- Si vota per scegliere il candidato sindaco, destinato quasi sicuramente a vincere le elezioni del prossimo novembre.
- Nonostante il virus, la campagna elettorale è dominata da un tema che ritorna ciclicamente in città: la paura del crimine e quella per la propria sicurezza.
- Gli elettori democratici sono divisi: tra chi teme di più l’aumento dei reati durante la pandemia e chi, soprattutto tra le minoranze, ha più paura della polizia.
Se non fosse per la luce emanata dagli enormi schermi che coprono i palazzi, per la quale sembra che sia sempre giorno, Times Square sarebbe stata quasi irriconoscibile in questo ultimo anno. Si è svuotata di turisti, e davanti a ristoranti e negozi chiusi sono rimasti visibili solo i senzatetto.
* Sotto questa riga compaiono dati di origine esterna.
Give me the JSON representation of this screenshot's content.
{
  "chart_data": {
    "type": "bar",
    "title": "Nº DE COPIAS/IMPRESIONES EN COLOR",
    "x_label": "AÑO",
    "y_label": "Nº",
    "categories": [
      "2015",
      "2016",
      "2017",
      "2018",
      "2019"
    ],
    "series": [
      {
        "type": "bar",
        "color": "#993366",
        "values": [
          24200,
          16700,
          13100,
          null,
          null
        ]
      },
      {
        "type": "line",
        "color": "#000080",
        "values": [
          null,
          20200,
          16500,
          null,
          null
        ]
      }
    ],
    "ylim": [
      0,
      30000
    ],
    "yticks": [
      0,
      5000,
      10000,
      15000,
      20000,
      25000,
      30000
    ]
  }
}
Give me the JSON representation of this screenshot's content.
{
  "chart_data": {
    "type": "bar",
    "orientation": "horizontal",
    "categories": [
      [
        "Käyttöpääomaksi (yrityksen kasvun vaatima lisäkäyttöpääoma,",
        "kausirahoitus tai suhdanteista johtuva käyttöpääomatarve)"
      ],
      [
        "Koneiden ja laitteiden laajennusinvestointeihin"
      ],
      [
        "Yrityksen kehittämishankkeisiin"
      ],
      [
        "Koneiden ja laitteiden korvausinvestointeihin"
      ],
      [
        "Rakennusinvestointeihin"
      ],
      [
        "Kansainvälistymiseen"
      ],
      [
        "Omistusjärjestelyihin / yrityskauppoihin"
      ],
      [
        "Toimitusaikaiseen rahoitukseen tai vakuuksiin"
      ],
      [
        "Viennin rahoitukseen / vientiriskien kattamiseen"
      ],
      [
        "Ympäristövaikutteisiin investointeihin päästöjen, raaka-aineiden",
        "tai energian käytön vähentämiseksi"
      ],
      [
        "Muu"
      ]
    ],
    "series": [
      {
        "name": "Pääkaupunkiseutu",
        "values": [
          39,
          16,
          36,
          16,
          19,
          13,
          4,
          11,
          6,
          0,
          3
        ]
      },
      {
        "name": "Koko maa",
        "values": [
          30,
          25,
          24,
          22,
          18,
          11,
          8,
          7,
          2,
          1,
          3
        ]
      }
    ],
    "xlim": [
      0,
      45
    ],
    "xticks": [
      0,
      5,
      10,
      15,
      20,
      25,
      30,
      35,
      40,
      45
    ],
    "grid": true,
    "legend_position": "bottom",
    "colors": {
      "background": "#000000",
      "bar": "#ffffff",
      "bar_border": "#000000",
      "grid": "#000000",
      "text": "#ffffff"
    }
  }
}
Alcuni dicono che anche durante la pandemia abbia rappresentato “New York on steroids” ovvero le trasformazioni subìte dalla città all’ennesima potenza. Nelle ultime settimane, con più della metà dei newyorchesi completamente vaccinati, anche l’iconica piazza ha ricominciato a popolarsi, ma ancora una volta è stata teatro di un evento eclatante, un fatto che rappresenta una questione tanto attuale quanto vecchia per New York e i e i suoi abitanti: il senso di sicurezza e la lotta alla criminalità.
Una sparatoria
Un sabato pomeriggio di inizio maggio, sulla 45esima strada, è scoppiato un litigio tra due fratelli, entrambi venditori ambulanti. Uno dei due ha tirato fuori la pistola e sparato dei colpi, mancando l’obiettivo ma colpendo e ferendo tre persone che non si conoscevano: due donne in visita a New York e una bambina di quattro anni che da Brooklyn era stata portata a Manhattan per comprare dei giocattoli.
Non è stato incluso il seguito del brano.